The analyst rating from JPMorgan on XPENG-W (09868.HK) is based on several positive factors:
1. Earnings Performance: XPENG-W's non-GAAP full-year earnings for FY25 exceeded both JPMorgan's and the market's expectations by 50-70%, indicating strong financial performance.
2. Quarterly Profitability: The company achieved quarterly profitability for the first time in 4Q25, alongside a narrowed annual net loss, which reflects improved operational efficiency.
3. Sales and Product Mix: The positive results were attributed to increased car sales and an optimized product mix, suggesting effective business strategies.
4. Diversified Revenue Streams: Contributions from non-automotive businesses, such as after-sales services and automotive finance, have bolstered overall performance.

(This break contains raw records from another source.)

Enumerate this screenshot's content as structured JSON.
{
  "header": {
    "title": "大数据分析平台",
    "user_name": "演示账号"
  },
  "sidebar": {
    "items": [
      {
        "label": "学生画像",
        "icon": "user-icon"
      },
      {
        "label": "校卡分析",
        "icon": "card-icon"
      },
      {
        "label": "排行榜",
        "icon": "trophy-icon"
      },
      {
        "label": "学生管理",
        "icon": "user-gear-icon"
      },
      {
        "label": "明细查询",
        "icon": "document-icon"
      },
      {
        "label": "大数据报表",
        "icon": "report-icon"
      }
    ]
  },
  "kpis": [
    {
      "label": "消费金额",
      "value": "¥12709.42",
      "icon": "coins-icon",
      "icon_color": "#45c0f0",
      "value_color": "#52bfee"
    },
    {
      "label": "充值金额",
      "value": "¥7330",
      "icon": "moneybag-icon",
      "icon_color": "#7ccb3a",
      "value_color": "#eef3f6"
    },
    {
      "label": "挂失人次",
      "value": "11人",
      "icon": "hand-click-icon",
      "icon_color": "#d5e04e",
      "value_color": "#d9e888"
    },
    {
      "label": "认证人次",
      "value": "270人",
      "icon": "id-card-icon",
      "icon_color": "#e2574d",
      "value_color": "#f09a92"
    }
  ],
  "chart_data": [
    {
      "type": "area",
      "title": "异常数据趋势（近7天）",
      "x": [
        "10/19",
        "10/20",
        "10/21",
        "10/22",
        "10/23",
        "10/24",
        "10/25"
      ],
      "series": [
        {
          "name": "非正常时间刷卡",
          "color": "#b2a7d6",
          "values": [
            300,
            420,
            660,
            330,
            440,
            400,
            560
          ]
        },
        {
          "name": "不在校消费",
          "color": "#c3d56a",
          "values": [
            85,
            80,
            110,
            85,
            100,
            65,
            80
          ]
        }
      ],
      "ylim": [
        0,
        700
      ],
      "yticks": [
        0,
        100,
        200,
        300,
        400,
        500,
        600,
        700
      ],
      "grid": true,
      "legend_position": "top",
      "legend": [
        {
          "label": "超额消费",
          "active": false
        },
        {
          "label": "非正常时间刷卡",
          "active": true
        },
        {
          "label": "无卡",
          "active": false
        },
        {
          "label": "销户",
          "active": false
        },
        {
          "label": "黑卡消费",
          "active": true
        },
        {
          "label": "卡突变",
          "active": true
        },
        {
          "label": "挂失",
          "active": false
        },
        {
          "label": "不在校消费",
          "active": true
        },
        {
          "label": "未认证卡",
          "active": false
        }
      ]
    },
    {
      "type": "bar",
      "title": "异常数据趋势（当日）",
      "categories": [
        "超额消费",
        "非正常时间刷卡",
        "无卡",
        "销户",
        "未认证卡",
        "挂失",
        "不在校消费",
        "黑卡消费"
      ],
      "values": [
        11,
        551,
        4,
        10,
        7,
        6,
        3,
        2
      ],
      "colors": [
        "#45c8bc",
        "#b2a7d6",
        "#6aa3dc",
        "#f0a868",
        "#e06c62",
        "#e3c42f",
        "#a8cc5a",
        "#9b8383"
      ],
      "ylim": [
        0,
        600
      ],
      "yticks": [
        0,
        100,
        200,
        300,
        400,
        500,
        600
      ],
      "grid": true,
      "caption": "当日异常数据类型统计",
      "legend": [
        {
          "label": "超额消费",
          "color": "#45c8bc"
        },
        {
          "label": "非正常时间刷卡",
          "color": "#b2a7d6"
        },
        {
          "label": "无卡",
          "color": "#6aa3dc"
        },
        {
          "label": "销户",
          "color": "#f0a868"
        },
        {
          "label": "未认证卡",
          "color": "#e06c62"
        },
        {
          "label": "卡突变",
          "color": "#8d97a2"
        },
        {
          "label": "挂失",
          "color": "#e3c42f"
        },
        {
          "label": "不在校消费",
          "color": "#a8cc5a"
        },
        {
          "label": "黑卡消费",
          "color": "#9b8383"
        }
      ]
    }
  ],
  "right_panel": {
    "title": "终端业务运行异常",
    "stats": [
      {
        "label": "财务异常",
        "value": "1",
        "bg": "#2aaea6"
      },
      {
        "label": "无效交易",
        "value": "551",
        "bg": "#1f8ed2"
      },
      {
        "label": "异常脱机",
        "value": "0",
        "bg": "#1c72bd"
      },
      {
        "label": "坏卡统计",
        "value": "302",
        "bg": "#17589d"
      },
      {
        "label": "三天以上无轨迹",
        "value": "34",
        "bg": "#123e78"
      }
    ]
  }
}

5. Future Outlook: JPMorgan views XPENG-W as a core recovery trade in the Chinese automotive industry, with expectations for attractive buying opportunities in 2026 due to leading technology deployment, a strong new car model cycle, continuous profitability improvement, and robust overseas growth.
6. Target Price: JPMorgan has set a target price of HKD135 for XPENG-W, reflecting confidence in the stock's potential for further re-rating.
Overall, these factors led JPMorgan to maintain an Overweight rating on XPENG-W.